Despite the many actual flaws of flash orders, opponents repeatedly stated an incorrect argument: that flashes represent non-public information. This is simply not true–anyone can subscribe to the exchange data feeds and anyone can read the flash quotes. Believe it or not, you don’t need to be a member of a privileged cabal to get these, and you don’t even need to know a secret handshake. You just subscribe to the exchange’s public data feed–getting the flash quotes doesn’t even cost extra.

So, while flash orders are bad market structure for a number of reasons, let’s separate the issue from Professor Krugman’s "non-public information" argument, since the opportunity to get these quotes is publicly available. Which reduces his argument to the self-created unfairness that results from some traders improving their equipment while others don’t. If as a result of a technology investment you can respond to market data faster than most, you have turned yourself into an insider, and your profits are now ill-gotten gains. Now this was logic I could grasp: High-speed computers are basically like those polyurethane swimsuits that were just banned. The Olympics ought to be about the fastest swimmer, not the most expensive swimsuit. Why shouldn’t the game of trading be the same? Let’s permanently freeze trading technology where it was in, say, 2003, and then let the best man win.

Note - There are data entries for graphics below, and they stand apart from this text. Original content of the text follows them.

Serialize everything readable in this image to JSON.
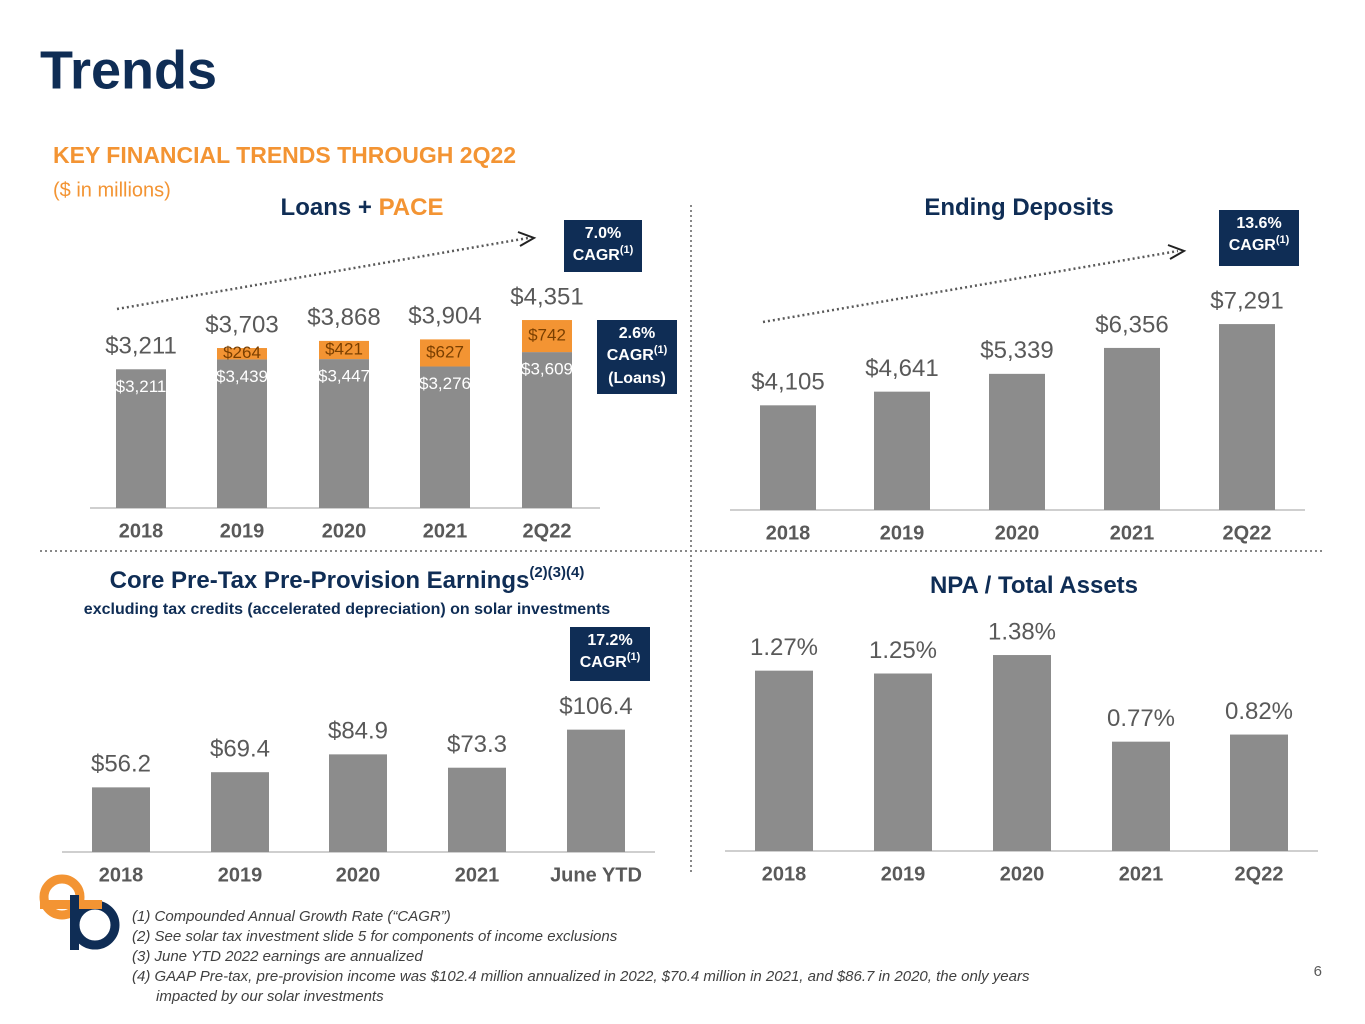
{
  "title": "Trends",
  "subtitle": "KEY FINANCIAL TRENDS THROUGH 2Q22",
  "units": "($ in millions)",
  "page_number": "6",
  "footnotes": [
    "(1) Compounded Annual Growth Rate (“CAGR”)",
    "(2) See solar tax investment slide 5 for components of income exclusions",
    "(3) June YTD 2022 earnings are annualized",
    "(4) GAAP Pre-tax, pre-provision income was $102.4 million annualized in 2022, $70.4 million in 2021, and $86.7 in 2020, the only years",
    "impacted by our solar investments"
  ],
  "chart_data": [
    {
      "type": "stacked_bar",
      "title": "Loans +",
      "title_highlight": "PACE",
      "categories": [
        "2018",
        "2019",
        "2020",
        "2021",
        "2Q22"
      ],
      "series": [
        {
          "name": "Loans",
          "color": "#8c8c8c",
          "values": [
            3211,
            3439,
            3447,
            3276,
            3609
          ],
          "value_labels": [
            "$3,211",
            "$3,439",
            "$3,447",
            "$3,276",
            "$3,609"
          ]
        },
        {
          "name": "PACE",
          "color": "#f39433",
          "values": [
            null,
            264,
            421,
            627,
            742
          ],
          "value_labels": [
            null,
            "$264",
            "$421",
            "$627",
            "$742"
          ]
        }
      ],
      "totals": [
        3211,
        3703,
        3868,
        3904,
        4351
      ],
      "total_labels": [
        "$3,211",
        "$3,703",
        "$3,868",
        "$3,904",
        "$4,351"
      ],
      "ylim": [
        0,
        5000
      ],
      "badges": [
        {
          "value": "7.0%",
          "label": "CAGR",
          "sup": "(1)"
        },
        {
          "value": "2.6%",
          "label": "CAGR",
          "sup": "(1)",
          "note": "(Loans)"
        }
      ]
    },
    {
      "type": "bar",
      "title": "Ending Deposits",
      "categories": [
        "2018",
        "2019",
        "2020",
        "2021",
        "2Q22"
      ],
      "values": [
        4105,
        4641,
        5339,
        6356,
        7291
      ],
      "value_labels": [
        "$4,105",
        "$4,641",
        "$5,339",
        "$6,356",
        "$7,291"
      ],
      "color": "#8c8c8c",
      "ylim": [
        0,
        8000
      ],
      "badges": [
        {
          "value": "13.6%",
          "label": "CAGR",
          "sup": "(1)"
        }
      ]
    },
    {
      "type": "bar",
      "title": "Core Pre-Tax Pre-Provision Earnings",
      "title_sup": "(2)(3)(4)",
      "subtitle": "excluding tax credits (accelerated depreciation) on solar investments",
      "categories": [
        "2018",
        "2019",
        "2020",
        "2021",
        "June YTD"
      ],
      "values": [
        56.2,
        69.4,
        84.9,
        73.3,
        106.4
      ],
      "value_labels": [
        "$56.2",
        "$69.4",
        "$84.9",
        "$73.3",
        "$106.4"
      ],
      "color": "#8c8c8c",
      "ylim": [
        0,
        120
      ],
      "badges": [
        {
          "value": "17.2%",
          "label": "CAGR",
          "sup": "(1)"
        }
      ]
    },
    {
      "type": "bar",
      "title": "NPA / Total Assets",
      "categories": [
        "2018",
        "2019",
        "2020",
        "2021",
        "2Q22"
      ],
      "values": [
        1.27,
        1.25,
        1.38,
        0.77,
        0.82
      ],
      "value_labels": [
        "1.27%",
        "1.25%",
        "1.38%",
        "0.77%",
        "0.82%"
      ],
      "color": "#8c8c8c",
      "ylim": [
        0,
        1.5
      ]
    }
  ]
}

Confident that I now understood both the problem and the solution, I was taken by surprise by Dr. Krugman’s second example of a damaging trader of no social value: Andrew J. Hall. Mr. Hall, the legendary trader from Citigroup’s Phibro unit, could be considered the antithesis of a high-frequency trader. Whereas high frequency traders think in milliseconds, he is known to think in years. A March 2008 profile of Mr. Hall in MoneyWeek magazine stated, "Trading may be the wrong word to describe what Hall does best; he makes very large long-term bets, and sits back." This is when I realized I needed some serious re-education. My head was spinning–I had thought Professor Krugman said I could like the fast swimmers, and just hate the fast swimsuits. Why be against Mr. Hall, a guy who appears capable of making money armed with a rotary telephone and a No. 2 pencil?

 

Black Hats

And then, just as I grew distraught that I would never be able to determine who the bad guys are, it suddenly dawned on me. The bad guys in this Wall Street story aren’t limited to 1985-style insider traders, or 1987-style program traders, or 1993-style SOES bandits, or 1999-style day traders or even to today’s high-frequency traders. I now understood that any trader who spends more money on data, or invests more in analysis, or is simply smarter than most, eventually comes to possess thoughts and trading ideas that others don’t have access to. As soon as those thoughts are formed, whether in the silicon of unfairly large machines, or in the carbon of unfairly large brains, the thoughts become non-public information that other traders don’t have. And according to a Nobel Prize-winning economist, trading on non-public information is not investing, it’s outsmarting.

So the jig is up. Trade poorly and you will not last long in this business. Trade well and success itself proves you are guilty of outsmarting others and damaging our society. You see, we are all bad guys.

 

 

Dan Mathisson, a Managing Director and the Head of Advanced Execution Services (AES) at Credit Suisse, is a Traders Magazine columnist. The opinions expressed in this column are his own, and do not necessarily represent the opinions of the Credit Suisse Group.